Everyone expresses affection for their pets differently. Some people like to simply pat their dog on the head when they walk through the door, while others wrestle around with them and nuzzle nose-to-nose. However, one of the more controversial methods of expression is the question of kissing. Many dog owners let their pups lick their faces, including their open mouths! While this might sound distasteful and nauseating to some, for others this is perfectly normal. The argument of whether or not kissing your dog is hygienic, has been debated for years, and many people still are uncertain of what to conclude. Let’s unpack some of the research together, to form our own opinions on the matter.
There has long been an assumption that a dog’s mouth is cleaner than that of a human, but many scientists and doctors disagree.
A 2011 study conducted in Japan revealed that the plaque on both human and canine teeth possesses bacteria which can be passed through kissing. The primary kinds of bacteria included Porphyromonas gulae, Tannerella forsythia, and Campylobacter rectus. These were found more commonly in the sample of dogs being observed rather than the people, and have been known to increase chances of severe gum disease. Therefore, dogs possessing this bacteria can pass the same particles to humans, thereby increasing their chances of periodontal disease. Such gum diseases can lead to kidney and heart disease if left untreated. While this may not occur often, the possibility still exists.
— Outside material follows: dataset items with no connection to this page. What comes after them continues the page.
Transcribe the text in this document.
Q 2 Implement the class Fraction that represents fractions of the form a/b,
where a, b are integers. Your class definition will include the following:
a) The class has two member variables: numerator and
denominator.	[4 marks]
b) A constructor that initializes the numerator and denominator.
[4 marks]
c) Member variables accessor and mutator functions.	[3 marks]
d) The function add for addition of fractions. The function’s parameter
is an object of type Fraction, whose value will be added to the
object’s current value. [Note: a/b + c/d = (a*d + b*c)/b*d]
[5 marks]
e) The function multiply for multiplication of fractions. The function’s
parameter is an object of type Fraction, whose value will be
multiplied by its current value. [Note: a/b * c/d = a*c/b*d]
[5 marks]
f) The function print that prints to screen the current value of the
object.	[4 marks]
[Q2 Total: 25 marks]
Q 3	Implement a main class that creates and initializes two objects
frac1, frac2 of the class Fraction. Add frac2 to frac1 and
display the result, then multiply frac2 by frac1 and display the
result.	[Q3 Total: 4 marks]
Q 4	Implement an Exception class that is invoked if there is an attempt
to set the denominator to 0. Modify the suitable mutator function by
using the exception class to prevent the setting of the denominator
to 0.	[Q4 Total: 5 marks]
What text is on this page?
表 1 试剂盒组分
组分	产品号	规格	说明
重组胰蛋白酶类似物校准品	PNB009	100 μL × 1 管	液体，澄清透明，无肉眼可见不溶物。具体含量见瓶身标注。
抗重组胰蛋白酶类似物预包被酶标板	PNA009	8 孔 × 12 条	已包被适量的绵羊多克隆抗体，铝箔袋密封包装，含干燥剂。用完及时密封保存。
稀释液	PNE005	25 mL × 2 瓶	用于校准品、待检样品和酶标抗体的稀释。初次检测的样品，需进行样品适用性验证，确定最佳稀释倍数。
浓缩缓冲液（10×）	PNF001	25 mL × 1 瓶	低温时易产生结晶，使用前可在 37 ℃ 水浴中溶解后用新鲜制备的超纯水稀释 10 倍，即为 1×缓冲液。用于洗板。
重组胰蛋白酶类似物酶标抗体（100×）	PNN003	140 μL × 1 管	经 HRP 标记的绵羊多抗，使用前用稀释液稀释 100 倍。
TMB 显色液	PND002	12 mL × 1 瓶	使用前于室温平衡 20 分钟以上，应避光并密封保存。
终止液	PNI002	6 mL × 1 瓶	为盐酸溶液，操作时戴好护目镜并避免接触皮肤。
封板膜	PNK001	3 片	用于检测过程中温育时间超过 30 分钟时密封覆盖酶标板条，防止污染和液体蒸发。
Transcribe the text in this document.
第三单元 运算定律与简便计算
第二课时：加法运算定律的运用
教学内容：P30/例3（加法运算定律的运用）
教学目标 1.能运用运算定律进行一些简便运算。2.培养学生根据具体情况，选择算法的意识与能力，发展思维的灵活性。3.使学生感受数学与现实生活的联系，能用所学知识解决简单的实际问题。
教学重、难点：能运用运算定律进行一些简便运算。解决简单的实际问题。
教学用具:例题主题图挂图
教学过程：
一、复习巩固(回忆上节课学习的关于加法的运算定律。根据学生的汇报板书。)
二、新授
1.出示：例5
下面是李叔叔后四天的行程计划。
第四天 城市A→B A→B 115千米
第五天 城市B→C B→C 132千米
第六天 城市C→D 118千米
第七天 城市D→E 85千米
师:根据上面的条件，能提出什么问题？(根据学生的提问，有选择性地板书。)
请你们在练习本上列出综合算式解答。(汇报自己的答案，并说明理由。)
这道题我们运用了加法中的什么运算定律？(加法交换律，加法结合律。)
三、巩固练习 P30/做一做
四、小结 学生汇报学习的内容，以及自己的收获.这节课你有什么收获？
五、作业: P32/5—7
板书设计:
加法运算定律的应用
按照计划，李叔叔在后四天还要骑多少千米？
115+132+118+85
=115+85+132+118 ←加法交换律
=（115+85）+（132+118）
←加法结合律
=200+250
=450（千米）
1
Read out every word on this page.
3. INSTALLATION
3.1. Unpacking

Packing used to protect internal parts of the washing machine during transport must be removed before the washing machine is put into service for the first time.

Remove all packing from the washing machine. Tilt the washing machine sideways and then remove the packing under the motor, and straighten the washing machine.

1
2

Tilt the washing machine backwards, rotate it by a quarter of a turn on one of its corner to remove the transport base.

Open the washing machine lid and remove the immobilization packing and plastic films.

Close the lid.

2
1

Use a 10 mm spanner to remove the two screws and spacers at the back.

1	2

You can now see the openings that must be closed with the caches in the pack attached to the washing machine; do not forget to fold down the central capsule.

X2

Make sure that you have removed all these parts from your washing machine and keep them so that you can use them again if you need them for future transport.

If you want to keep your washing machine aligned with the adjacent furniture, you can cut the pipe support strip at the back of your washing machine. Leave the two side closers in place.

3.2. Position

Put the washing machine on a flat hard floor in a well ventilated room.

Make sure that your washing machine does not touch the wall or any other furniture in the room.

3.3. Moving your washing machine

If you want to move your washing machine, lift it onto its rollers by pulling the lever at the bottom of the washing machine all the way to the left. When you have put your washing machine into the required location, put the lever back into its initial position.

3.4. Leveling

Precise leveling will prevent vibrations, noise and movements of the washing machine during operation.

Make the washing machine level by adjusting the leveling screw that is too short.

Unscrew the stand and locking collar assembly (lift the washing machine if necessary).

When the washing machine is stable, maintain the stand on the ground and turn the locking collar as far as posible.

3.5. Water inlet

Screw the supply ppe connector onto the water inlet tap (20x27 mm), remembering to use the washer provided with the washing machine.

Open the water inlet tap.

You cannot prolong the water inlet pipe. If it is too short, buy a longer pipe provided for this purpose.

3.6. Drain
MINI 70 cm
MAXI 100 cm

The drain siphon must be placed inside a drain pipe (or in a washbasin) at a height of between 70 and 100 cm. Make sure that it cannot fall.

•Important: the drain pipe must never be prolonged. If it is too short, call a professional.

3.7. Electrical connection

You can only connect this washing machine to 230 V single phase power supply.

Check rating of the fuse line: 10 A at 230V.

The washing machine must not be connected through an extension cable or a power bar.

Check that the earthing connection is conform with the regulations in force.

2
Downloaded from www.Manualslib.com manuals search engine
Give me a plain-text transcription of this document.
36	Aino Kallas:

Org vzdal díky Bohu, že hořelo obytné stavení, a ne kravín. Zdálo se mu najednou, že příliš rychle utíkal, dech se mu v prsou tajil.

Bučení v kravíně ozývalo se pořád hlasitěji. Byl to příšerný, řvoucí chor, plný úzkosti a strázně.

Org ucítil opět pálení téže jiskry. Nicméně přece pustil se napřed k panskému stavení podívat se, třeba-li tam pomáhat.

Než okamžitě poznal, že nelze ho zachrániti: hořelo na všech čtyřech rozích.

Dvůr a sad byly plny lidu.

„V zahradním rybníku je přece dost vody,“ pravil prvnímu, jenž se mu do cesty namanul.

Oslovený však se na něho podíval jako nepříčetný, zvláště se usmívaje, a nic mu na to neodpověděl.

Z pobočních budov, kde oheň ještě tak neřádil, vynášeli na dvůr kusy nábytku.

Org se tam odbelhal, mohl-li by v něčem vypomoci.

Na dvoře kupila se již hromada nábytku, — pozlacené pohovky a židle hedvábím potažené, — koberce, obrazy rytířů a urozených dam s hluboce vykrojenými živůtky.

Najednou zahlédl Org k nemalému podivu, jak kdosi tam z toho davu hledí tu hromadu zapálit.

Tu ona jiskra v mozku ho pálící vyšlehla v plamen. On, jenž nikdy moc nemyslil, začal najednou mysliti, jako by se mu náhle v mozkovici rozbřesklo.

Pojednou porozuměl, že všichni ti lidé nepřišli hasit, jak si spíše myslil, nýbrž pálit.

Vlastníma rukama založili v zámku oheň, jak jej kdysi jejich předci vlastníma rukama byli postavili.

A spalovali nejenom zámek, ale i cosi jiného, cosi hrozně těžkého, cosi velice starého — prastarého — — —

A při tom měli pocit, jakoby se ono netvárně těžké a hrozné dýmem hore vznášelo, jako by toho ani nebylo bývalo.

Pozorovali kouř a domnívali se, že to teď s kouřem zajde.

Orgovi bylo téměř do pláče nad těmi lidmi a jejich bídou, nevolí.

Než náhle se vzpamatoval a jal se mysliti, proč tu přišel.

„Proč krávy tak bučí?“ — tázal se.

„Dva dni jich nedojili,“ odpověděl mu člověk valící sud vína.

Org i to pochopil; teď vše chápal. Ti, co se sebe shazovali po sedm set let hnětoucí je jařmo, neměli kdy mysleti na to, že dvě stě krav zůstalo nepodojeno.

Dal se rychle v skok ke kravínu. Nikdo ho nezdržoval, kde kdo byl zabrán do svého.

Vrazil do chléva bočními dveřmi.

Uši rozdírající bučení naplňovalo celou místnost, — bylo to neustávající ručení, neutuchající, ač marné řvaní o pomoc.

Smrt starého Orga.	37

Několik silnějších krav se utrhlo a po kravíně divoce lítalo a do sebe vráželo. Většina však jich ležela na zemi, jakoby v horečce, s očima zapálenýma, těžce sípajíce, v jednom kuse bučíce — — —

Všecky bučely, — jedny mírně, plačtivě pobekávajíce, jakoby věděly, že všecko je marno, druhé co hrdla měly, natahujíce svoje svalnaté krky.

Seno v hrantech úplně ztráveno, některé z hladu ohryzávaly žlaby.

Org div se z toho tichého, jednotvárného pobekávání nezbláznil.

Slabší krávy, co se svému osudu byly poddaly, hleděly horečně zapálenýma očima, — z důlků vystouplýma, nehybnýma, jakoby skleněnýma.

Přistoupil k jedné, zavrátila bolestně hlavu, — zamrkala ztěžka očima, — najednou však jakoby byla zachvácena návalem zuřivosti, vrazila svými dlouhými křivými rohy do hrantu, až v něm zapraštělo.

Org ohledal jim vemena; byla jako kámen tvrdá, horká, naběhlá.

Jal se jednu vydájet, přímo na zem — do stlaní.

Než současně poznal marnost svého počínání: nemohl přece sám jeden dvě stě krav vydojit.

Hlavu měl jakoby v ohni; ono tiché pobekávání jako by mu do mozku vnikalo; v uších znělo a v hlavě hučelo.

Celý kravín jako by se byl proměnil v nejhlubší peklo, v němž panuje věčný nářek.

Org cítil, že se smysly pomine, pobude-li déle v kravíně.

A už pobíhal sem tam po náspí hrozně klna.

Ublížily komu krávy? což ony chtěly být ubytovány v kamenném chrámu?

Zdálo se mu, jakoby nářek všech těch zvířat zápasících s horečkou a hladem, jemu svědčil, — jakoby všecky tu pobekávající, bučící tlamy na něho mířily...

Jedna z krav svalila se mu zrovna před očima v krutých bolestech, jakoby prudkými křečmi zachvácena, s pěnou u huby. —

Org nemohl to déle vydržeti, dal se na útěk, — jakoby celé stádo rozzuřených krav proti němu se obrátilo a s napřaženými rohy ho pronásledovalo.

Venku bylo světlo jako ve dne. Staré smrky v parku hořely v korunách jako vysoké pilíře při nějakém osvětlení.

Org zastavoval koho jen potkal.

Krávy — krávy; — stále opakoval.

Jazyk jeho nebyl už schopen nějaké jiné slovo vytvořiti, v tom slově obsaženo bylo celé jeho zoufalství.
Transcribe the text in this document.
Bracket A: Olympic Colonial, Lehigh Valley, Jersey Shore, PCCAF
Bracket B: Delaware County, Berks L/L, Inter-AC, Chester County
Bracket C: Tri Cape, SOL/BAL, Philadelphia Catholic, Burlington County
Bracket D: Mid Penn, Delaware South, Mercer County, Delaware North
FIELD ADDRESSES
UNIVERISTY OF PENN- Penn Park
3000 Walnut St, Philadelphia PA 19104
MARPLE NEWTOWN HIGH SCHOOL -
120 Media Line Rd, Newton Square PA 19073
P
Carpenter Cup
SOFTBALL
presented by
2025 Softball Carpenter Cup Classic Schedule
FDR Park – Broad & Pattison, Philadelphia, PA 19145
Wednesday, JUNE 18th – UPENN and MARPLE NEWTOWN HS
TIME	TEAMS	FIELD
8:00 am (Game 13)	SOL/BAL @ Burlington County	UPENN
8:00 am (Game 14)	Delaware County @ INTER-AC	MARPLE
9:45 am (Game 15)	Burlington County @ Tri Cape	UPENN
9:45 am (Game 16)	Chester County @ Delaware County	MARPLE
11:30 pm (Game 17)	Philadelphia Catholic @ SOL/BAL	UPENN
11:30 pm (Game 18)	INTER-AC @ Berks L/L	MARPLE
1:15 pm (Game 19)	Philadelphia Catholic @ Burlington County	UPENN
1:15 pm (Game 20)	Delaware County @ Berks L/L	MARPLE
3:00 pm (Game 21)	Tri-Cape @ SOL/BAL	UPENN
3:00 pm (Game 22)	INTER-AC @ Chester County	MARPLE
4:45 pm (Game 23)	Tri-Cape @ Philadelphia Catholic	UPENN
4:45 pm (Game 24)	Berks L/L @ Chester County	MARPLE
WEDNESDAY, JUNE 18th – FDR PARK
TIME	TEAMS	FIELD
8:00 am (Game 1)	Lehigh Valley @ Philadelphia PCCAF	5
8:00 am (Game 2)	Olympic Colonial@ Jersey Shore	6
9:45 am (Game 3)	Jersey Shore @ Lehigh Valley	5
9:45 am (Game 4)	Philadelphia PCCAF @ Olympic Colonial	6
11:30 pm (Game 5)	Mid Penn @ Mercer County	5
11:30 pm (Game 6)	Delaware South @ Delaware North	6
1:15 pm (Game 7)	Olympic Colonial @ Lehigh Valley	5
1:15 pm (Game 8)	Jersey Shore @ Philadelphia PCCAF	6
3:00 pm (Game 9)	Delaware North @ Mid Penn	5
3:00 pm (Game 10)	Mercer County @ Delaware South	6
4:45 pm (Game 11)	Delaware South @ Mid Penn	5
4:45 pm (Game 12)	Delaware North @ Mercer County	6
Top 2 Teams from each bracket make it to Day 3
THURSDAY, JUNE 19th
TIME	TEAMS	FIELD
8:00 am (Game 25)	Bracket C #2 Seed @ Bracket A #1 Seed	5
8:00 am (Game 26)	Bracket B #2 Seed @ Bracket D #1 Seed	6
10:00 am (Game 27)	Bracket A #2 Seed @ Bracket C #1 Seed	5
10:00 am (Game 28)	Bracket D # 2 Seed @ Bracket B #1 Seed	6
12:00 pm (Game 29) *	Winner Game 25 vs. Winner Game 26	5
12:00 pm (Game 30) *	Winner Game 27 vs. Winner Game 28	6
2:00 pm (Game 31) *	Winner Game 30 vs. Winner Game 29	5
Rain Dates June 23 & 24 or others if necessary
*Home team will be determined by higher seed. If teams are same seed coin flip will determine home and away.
Further to this study, logic supports the concept that swapping saliva with a dog is not a hygienic practice. Humans witness canines eating rotten scraps off the street, sniffing (and at times licking) animal feces, as well as cleaning unmentionable places on their own bodies. Subjecting our own mouths to this exposure to germs cannot be advisable.
However, many doctors and vets find the practice of kissing dogs to be harmless. For example, Dr. Paul Maza of Cornell University’s College of Medicine, claims that dogs and humans have similar enough bacteria for serious diseases to not be a genuine concern. He argues that even the fecal bacteria that pets ingest from cleaning themselves are often swallowed before they can grow or fester in the mouth. Dr. Maza believes that pet owners who actively engage in their responsibility to brush their dog’s teeth and attend their oral hygiene, make them actually less-germ infested than the mouths of many humans! Even for the bacteria that remains, it is a common belief that the immune systems of children are strengthened when they are around the bacteria that dogs introduce through puppy kisses. Science suggests that while there may be diseases transferable by kissing a dog, that the majority of “worst case scenarios” do not happen, and that simple common sense ought to be employed.
Moral of the story? Keep up with your oral hygiene regime, and disinfect/clean your dog’s teeth regularly. If you do so, there will be less of a cause for concern when he comes up to give you a slobbery kiss on the mouth!